Pubdate: Wed, 17 Aug 2016
Source: Porterville Recorder (CA)
Copyright: 2016 Freedom Communications Inc.


No One Speaks Against Extension

Surprisingly, not one person spoke Tuesday for or against an 
ordinance which will extend the ban on new medical marijuana 
collectives or cooperatives in Tulare County.

Following a detailed staff report into why the county wants to extend 
its interim ordinance prohibiting the establishment of new or 
expansion of existing medical marijuana entities in the county, 
supervisors passed the extension on a 5-0 vote after no one spoke 
during the public comment portion of the hearing.

Supervisors were given many reasons why the development of the 
medical or nonmedical marijuana business in Tulare County is 
unwanted. Among those reasons are crime, use of water, illegal use of 
pesticides and more.

The county first passed an ordinance in 2013 placing a stop on any 
new businesses related to marijuana, medical or otherwise. That was 
extended in 2015 and now appears to be extended at least until 
November when a statewide ballot measure could change the political 
landscape again. Voters will be asked to legalize marijuana in the 
November ballot.

The staff report notes several legislative and regulatory changes to 
marijuana laws, but noted local jurisdictions still have control and 
can impose their only ordinances. The county ordinance only pertains 
to those businesses in the rural areas. Every city has taken its own 
approach, with the city of Porterville allowing medical marijuana 
users up to 12 plants a year, but the city has not allowed dispensaries.
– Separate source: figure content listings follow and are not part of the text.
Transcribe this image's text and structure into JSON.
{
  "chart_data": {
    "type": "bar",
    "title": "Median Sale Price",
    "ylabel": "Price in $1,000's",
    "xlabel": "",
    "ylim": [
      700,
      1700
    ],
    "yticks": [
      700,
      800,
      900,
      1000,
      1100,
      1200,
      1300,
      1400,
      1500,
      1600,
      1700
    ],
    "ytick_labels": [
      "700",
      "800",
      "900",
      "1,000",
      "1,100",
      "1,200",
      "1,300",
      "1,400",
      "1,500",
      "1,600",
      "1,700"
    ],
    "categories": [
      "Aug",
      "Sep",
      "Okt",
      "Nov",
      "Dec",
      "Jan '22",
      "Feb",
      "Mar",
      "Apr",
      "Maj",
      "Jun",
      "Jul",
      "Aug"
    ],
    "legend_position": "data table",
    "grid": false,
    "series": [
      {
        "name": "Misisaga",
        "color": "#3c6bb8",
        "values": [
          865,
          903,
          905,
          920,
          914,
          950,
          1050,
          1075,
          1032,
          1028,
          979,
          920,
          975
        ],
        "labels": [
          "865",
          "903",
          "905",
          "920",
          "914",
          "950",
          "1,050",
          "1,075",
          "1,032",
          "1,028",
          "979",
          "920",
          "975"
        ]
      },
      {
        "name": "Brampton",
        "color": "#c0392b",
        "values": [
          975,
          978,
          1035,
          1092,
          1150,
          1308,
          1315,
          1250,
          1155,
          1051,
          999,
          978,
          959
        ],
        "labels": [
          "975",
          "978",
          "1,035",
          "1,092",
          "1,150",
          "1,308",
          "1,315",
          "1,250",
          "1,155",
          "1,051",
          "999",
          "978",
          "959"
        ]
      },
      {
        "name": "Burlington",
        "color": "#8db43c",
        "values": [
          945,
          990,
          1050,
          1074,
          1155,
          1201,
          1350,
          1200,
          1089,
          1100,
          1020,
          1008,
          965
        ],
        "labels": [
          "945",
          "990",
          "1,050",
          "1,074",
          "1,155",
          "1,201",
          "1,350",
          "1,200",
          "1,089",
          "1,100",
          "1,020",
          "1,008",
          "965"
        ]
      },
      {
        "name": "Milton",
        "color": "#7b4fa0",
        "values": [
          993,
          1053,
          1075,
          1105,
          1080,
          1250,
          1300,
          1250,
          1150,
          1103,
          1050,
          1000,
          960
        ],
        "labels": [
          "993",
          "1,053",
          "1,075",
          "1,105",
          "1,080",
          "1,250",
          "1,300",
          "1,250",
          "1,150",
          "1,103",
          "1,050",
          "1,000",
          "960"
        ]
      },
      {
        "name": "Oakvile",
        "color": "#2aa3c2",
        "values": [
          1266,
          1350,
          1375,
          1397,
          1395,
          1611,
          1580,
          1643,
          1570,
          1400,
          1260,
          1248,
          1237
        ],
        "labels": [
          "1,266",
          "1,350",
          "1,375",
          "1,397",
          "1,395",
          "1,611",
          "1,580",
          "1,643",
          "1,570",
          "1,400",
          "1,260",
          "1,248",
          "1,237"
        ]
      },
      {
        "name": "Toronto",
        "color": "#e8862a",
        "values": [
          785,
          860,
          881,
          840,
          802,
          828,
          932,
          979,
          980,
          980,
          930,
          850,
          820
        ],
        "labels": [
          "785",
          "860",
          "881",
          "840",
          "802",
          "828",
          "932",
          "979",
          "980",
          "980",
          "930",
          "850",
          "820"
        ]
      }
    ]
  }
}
The county has only one dispensary and that is in Goshen and has been 
operating since before 2013. The pending ballot measures which will 
ask statewide voters to legalize marijuana for recreational use.

During the staff report, Tulare County Sheriff's Det. Tim Johnson 
said the sheriff's department continues to see a steady increase in 
the number of illegal marijuana grow sites, both on the Valley floor 
and in the mountains. He also said they have busted five honey oil 
(hash) labs in the county, citing the danger those operations pose.

County code enforcement officer Michael Grove said they have seen an 
increase in people inquiring about growing marijuana in the county, 
including a couple of investors looking at ag land to grow marijuana 
should it become legal. He stressed the county has no land zoned to 
allow the growing of marijuana.

"Increased activity (of marijuana) could lead to an increased threat 
to the public's safety," said Ben Ruiz, interim director of the 
county Resource Management Agency.

Supervisor Pete Vander Poel of Tulare was the only board member to 
comment. "This report documents why we need this ordinance in Tulare 
County," he said.

The ordinance approved Tuesday will expire on Sept. 30, but can be 
extended another 22 months by the board.